Install rpy-bridge with rpy2 for full R support:

```bash
python3 -m pip install rpy-bridge rpy2
```

Using `uv`:

```bash
uv add rpy-bridge rpy2
```

### Development install

```bash
python3 -m pip install -e .
```

or:

```bash
uv sync
```

### Required Python dependencies

- `rpy2`
- `pandas`
- `numpy`

---

## Usage

See Quickstart above and examples in `examples/basic_usage.py`.

---

## Round-trip Python ↔ R behavior

rpy-bridge attempts to convert Python objects to R and back. Most objects used in
scientific and ML pipelines round-trip cleanly, but some heterogeneous Python
structures may be wrapped or slightly altered due to differences in R’s type
system.

| Python type | Round-trip fidelity | Notes |
| ---------------------------------------------- | ------------------- | --------------------------------------------------------------------- |
| `int`, `float`, `bool`, `str` | High | Scalars convert directly |
| Homogeneous `list` of numbers/strings | High | Converted to atomic R vectors |
| Nested homogeneous lists | High | Converted to nested R lists |
| `pandas.DataFrame` / `pd.Series` | High | Converted to `data.frame` and normalized on return |
| Mixed-type `list` or `dict` | Partial | May be wrapped in single-element vectors |
| `None` / `pd.NA` | High | Converted to R `NULL` |

---

## R setup helpers

Helper scripts are provided in `examples/r-deps/` to prepare R environments.

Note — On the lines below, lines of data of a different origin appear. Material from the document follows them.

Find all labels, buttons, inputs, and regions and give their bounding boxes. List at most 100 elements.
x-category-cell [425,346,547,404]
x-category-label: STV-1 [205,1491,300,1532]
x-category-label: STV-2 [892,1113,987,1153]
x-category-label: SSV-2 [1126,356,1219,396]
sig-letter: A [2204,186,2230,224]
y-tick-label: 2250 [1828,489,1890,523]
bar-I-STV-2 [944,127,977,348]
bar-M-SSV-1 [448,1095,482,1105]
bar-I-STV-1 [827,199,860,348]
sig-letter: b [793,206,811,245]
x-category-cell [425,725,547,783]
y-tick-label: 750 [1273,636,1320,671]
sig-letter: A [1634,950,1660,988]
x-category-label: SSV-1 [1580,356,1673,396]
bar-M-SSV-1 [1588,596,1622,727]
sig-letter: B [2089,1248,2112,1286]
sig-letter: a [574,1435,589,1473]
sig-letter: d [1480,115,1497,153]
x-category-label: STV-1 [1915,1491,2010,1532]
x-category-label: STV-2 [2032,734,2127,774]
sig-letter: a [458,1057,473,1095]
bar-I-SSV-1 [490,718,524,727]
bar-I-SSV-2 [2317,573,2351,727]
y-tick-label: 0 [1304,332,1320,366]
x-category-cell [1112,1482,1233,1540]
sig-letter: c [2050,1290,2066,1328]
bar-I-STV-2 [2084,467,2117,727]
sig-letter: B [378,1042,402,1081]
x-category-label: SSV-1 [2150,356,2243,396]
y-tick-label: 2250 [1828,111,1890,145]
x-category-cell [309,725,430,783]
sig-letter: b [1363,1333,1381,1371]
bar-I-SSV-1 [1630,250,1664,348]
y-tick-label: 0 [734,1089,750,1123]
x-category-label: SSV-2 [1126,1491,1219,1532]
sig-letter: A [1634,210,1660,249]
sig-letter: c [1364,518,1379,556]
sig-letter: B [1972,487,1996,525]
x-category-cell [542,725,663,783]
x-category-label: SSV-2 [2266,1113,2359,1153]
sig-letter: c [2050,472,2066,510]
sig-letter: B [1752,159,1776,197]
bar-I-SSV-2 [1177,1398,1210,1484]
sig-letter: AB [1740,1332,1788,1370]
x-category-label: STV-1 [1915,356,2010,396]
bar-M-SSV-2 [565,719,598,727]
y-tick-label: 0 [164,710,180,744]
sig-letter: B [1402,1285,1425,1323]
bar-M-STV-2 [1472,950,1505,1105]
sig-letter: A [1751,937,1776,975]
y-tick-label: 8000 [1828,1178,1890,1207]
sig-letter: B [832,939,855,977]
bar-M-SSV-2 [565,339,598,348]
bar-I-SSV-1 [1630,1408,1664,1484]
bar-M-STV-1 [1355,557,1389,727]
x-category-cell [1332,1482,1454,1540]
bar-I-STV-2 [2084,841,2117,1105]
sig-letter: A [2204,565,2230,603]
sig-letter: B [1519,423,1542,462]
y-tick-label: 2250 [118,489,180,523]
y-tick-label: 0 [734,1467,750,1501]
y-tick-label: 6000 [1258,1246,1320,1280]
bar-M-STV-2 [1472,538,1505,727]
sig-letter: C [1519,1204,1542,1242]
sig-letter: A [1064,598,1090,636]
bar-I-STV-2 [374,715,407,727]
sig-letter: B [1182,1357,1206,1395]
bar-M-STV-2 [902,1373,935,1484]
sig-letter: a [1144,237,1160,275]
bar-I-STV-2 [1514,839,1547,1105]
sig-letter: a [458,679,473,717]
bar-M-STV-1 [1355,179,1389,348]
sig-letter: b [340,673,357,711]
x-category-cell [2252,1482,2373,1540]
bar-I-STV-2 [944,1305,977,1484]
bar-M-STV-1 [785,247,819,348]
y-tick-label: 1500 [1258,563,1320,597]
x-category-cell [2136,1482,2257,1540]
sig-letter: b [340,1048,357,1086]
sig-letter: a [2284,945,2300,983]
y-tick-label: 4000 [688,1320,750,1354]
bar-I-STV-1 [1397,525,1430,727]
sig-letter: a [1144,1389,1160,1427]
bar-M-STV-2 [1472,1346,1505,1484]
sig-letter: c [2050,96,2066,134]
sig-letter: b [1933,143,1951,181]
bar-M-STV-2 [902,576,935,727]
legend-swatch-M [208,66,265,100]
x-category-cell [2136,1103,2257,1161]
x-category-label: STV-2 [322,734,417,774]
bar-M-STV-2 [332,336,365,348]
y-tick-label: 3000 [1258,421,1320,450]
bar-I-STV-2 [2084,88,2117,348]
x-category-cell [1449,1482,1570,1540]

- Install system R dependencies (macOS / Homebrew):

```bash
bash examples/r-deps/install_r_dev_deps_homebrew.sh
```

- Initialize an `renv` project:

```r
source("examples/r-deps/setup_env.R")
```

- Restore the environment on a new machine:

```r
renv::restore()
```

---

## Who this is for

rpy-bridge is designed for:

- Python-first pipelines that rely on mature R code
- Teams where R logic must remain authoritative
- CI or production systems that cannot rely on interactive R sessions
- Multi-repo or multi-directory projects with non-trivial filesystem layouts

It is **not** intended as a convenience wrapper for exploratory R usage.

---

## Licensing

- rpy-bridge is released under the MIT License © 2025 Victoria Cheung
- Depends on [`rpy2`](https://rpy2.github.io), licensed under the GNU GPL (v2 or later)

---

## Acknowledgements

This package was spun out of internal tooling I wrote at Revolution Medicines.
Thanks to the team there for supporting its open-source release.